Position Overview
Oracle's Customer Success Services (CSS) Organization is looking for a seasoned information security devops engineer with top-secret clearance to join our efforts in shaping the cloud services landscape across industry verticals and solving difficult problems by designing and building a suite of managed security services in Oracle's Classified Cloud for US National Security (ONSR).
Oracle's Customer Success Services (CSS) is a dynamic, high-impact division that ensures customer success and accelerates cloud adoption. As a key enabler of Oracle's cloud strategy, CSS is backed by strong executive sponsorship and offers a unique opportunity for security professionals.
As an integral team member, you will be responsible for designing, developing, implementing, and supporting efficient and scalable security solutions using third-party and Oracle technologies. Your in-depth knowledge of Oracle SaaS, PaaS, and IaaS offerings and proficiency in security best practices will drive success for Oracle and our customers. You will take an active role in the definition and evolution of standard practices and procedures. You will be responsible for the design and influence of applications and the tools and processes that comprise the CSS organization. You will work independently and closely with team members to solve day-to-day problems, create utilities and applications, and create a security platform of tools that benefits all of Oracle's CSS offerings. You need to be well-versed in every part of the software development process, including source code management, artifact deployment, package management, continuous integration, build and test automation, application deployment, and application monitoring.
Career Level - IC4
Characteristics
Expect Results: Consistently drives high standards for each individual, the team, and the organization to accomplish key goals.
Communicates and Influences: Communicates information and ideas to individuals and teams in an articulate, focused, and compelling way. Willing to offer intellectual mindshare.
Is Analytical and Instinctual: Compares information from multiple sources to identify core issues. Uses data to make decisions but also understands that instinct plays a part in innovating. Always uses good common sense combined with Emotional Intelligence.
Possesses Strong Technology and Architecture Acumen: In-depth understanding of technology, architecture leadership, and software development with the ability to draw from personal experience to make recommendations.
Key Responsibilities
Supports the strengthening of Oracle's security posture, focusing on one or more of the following: risk management; regulatory compliance; threat and vulnerability management; incident management and response; security policy development and enforcement; privacy; information security education, training, and awareness (ISETA); digital forensics and similar focus areas.
Risk Management: Brings advanced skills to assess the information security risk associated with existing and proposed business operational programs, systems, applications, practices, and procedures in complex, business-critical environments. May conduct and document very complex information security risk assessments. May assist in the creation and implementation of security solutions and programs.

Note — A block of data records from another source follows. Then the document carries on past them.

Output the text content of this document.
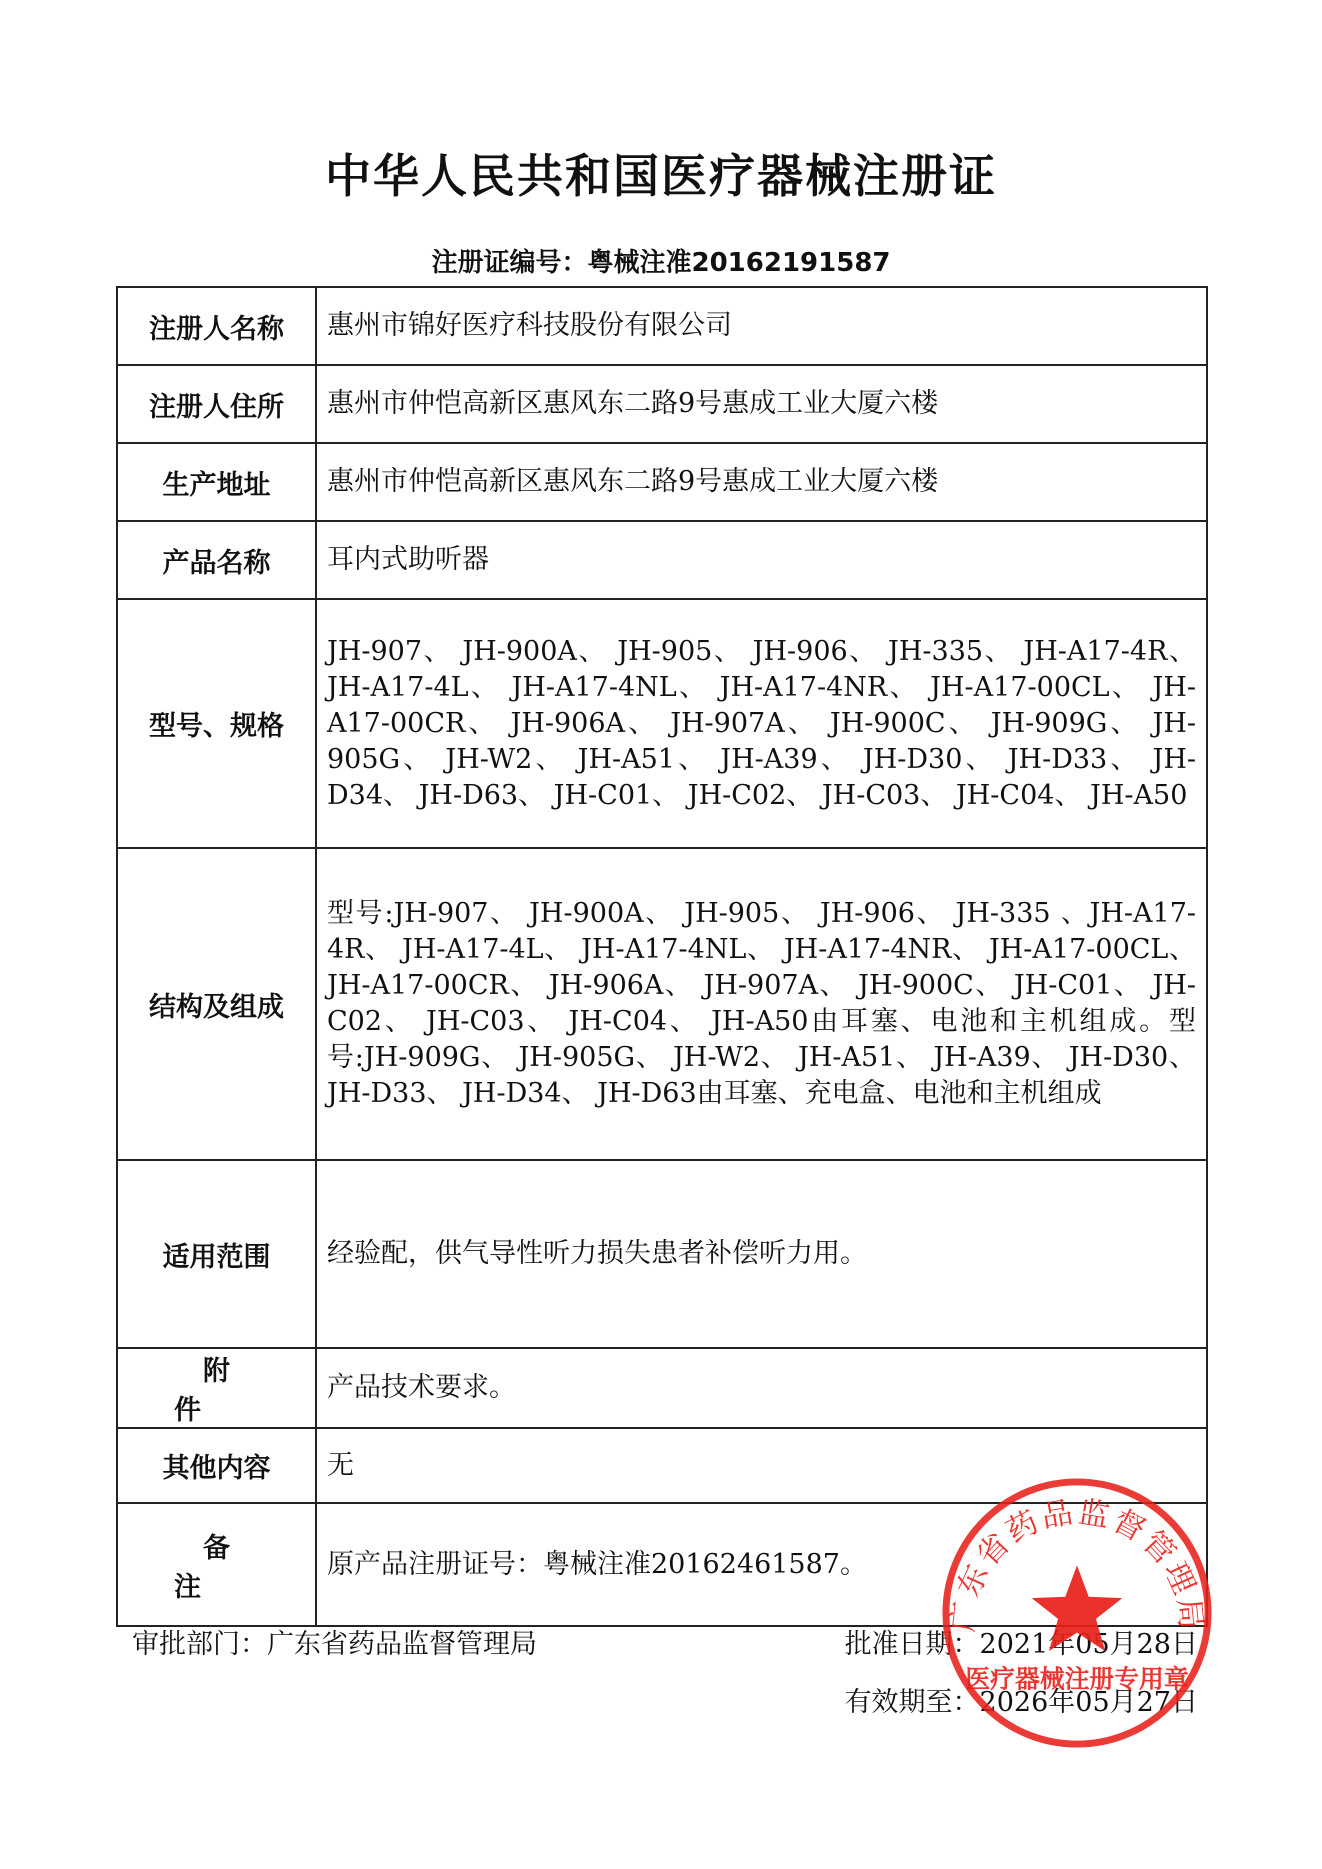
中华人民共和国医疗器械注册证
注册证编号：粤械注准20162191587
注册人名称	惠州市锦好医疗科技股份有限公司
注册人住所	惠州市仲恺高新区惠风东二路9号惠成工业大厦六楼
生产地址	惠州市仲恺高新区惠风东二路9号惠成工业大厦六楼
产品名称	耳内式助听器
型号、规格	JH-907、 JH-900A、 JH-905、 JH-906、 JH-335、 JH-A17-4R、 JH-A17-4L、 JH-A17-4NL、 JH-A17-4NR、 JH-A17-00CL、 JH-A17-00CR、 JH-906A、 JH-907A、 JH-900C、 JH-909G、 JH-905G、 JH-W2、 JH-A51、 JH-A39、 JH-D30、 JH-D33、 JH-D34、 JH-D63、 JH-C01、 JH-C02、 JH-C03、 JH-C04、 JH-A50
结构及组成	型号:JH-907、 JH-900A、 JH-905、 JH-906、 JH-335 、JH-A17-4R、 JH-A17-4L、 JH-A17-4NL、 JH-A17-4NR、 JH-A17-00CL、 JH-A17-00CR、 JH-906A、 JH-907A、 JH-900C、 JH-C01、 JH-C02、 JH-C03、 JH-C04、 JH-A50由耳塞、电池和主机组成。型号:JH-909G、 JH-905G、 JH-W2、 JH-A51、 JH-A39、 JH-D30、 JH-D33、 JH-D34、 JH-D63由耳塞、充电盒、电池和主机组成
适用范围	经验配，供气导性听力损失患者补偿听力用。
附件	产品技术要求。
其他内容	无
备注	原产品注册证号：粤械注准20162461587。
审批部门：广东省药品监督管理局	批准日期：2021年05月28日
有效期至：2026年05月27日
广东省药品监督管理局
医疗器械注册专用章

Regulatory Compliance: Brings advanced skills to manage programs to establish, document, and track compliance to industry and government standards and regulations, e.g., ISO-27001, PCI-DSS, HIPAA, FedRAMP, GDPR, etc. Researches and interprets current and pending governmental laws and regulations, industry standards, and customer and vendor contracts to communicate compliance requirements to the business and participates in industry forums monitoring developments in regulatory compliance.
Threat and Vulnerability Management: This position uses advanced-level skills to research, evaluate, track, and manage information security threats and vulnerabilities in situations requiring in-depth analysis of ambiguous information.
Incident Management and Response: Bring advanced-level skills to respond to security events, identify possible intrusions, and respond in line with Oracle incident response playbooks. May operate as Incident Commander on serious incidents.
Digital Forensics: Brings advanced level skills to conduct data collection, preservation, and forensic analysis of digital media independently, where an advanced understanding of forensic techniques is required.
Other areas of focus may include:
Ideal Experience
Preferred Education
Advanced degree in computer science or related field.
*US Citizenship and currently holds (or can obtain) a Top Secret (TS)/SCI clearance for Critical-Sensitive Positions with polygraph (FSP).